In order to hasten the assimilation of knowledge and enlightenment, the scriptures strongly suggest that you must seek a guru. A guru must be a realised soul himself, for if an ignorant man starts teaching others, it will be like the blind leading the blind. Instead of doing any good, such teaching only does harm. Only after the realisation of Bhagwan does one attain inner vision. Only then can one diagnose another person’s spiritual malady and give instructions. Thus a teacher is not only aware of universal consciousness, but is also established in it. The guru instructs the disciple to perform certain works and to refrain from others. Again, he advises the pupil to perform action, without desiring the result. It is like getting rid of a disease by means of medicine, under the instructions of a competent physician, Shankaracharya says that the teacher is one who is endowed with the power of furnishing arguments, pros and cons, of understanding questions and answering them. A guru possesses tranquility, self control, compassion and an innate desire to help others. He is well versed with the scriptures, is not attached to worldly and other enjoyments and has renounced attachment to all kinds of actions. He is thus of impeccable conduct, never transgresses rules and is devoid of short comings in the form of jealousy, pride, deceit, anger, ego etc. The sole aim of the guru is to help others and a desire to impart knowledge of the Brahman (ie. Bhagwan/universal consciousness).
Ramkrishna Paramhansa describes the classes of a guru, with a lucid and interesting example.

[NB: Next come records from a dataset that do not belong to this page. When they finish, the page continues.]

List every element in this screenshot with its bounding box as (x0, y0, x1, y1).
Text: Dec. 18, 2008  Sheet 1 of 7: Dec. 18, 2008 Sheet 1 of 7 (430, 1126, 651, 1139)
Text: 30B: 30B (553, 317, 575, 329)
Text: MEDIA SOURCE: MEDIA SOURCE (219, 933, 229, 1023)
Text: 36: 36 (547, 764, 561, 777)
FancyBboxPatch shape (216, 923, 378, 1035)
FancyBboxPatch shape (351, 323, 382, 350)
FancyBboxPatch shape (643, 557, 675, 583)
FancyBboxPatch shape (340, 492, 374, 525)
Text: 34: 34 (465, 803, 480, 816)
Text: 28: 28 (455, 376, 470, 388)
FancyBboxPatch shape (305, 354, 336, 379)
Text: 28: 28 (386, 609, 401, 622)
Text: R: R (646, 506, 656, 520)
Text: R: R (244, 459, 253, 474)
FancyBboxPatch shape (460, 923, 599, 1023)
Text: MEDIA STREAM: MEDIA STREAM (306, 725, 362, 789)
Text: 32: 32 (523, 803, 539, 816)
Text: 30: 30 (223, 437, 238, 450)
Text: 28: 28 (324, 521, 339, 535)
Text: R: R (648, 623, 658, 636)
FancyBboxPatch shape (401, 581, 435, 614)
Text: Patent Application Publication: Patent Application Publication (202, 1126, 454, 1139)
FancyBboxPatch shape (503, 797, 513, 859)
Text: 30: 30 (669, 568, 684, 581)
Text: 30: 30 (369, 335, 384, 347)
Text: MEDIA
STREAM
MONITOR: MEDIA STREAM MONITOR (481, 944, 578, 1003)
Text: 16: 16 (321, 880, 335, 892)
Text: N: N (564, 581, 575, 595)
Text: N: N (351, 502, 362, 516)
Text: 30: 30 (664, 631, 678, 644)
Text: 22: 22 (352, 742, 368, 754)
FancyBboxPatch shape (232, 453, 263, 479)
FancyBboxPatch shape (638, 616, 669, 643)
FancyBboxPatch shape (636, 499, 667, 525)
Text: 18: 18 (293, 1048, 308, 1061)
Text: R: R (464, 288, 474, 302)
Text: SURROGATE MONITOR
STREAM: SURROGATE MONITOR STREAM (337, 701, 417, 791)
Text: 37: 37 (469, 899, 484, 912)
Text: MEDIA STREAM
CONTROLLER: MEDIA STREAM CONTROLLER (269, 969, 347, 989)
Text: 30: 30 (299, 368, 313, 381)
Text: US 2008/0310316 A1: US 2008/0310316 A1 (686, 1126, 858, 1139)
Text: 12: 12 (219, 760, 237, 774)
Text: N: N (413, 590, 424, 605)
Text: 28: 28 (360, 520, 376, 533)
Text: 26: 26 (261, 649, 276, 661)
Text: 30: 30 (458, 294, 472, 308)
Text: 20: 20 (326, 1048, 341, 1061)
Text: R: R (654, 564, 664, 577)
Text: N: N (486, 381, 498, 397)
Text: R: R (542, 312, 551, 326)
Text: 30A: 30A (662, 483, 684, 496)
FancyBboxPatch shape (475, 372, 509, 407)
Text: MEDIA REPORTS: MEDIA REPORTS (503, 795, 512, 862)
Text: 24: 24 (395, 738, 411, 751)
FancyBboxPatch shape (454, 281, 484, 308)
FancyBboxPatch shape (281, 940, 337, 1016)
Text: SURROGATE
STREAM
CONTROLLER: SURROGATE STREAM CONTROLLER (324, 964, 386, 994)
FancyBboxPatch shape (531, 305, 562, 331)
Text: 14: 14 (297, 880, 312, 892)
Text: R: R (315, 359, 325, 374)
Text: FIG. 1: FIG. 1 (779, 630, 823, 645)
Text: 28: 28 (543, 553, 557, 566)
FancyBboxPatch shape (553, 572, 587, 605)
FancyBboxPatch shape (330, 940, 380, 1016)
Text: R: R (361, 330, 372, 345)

“There are three classes of physician, superiors, mediocre and inferior. The physician; who just feels the patient’s pulse and just says to him, take the medicine regularly, belongs to the inferior class. He doesn’t care to enquire whether or not the patient has actually taken the medicine. The medicocre physician is he who persuades the patient in various ways to take the medicine and says to him sweetly. ‘My good man, how will you be cured unless you use the medicine? Take this medicine, I have made it myself for you.’ But he who finds the patient, stubbornly refusing to take the medicine, forcing it down his throat, going so far as to put his knee on the patient’s chest, is the best physician. It does not injure the patient, on the contrary it does him good. Like the physician, there are three types of religious teachers. The inferior teacher only gives instructions to the disciple, but makes no enquiry about the progress. The mediocre teacher, for the good of the student makes repeated efforts to bring the instruction home to him, begs him to assimilate it and shows him love in many other ways. But there is a kind of teacher, who goes to the length of using force, when the student is unyielding. I call him the best teacher.”
If a man is initiated by a human guru, he will not achieve anything, if he regards a guru as a mere man. The guru should be regarded as a direct manifestation of the Supreme. Only then can the man have faith in the mantra given by the guru. Once a man has faith, he achieves all. Thus in the ancient times, a student went to live in the ashram of a guru, not just to learn the scriptures, but to also understand how to practise them in his daily life. What differentiates a guru from an arm chair professor (one with bookish knowledge only), is experience. The hallmark of a true guru is experience. Not only does he have knowledge of the Supreme, but he has also experienced Him, which he now teaches his disciple out of concern for his welfare and well being.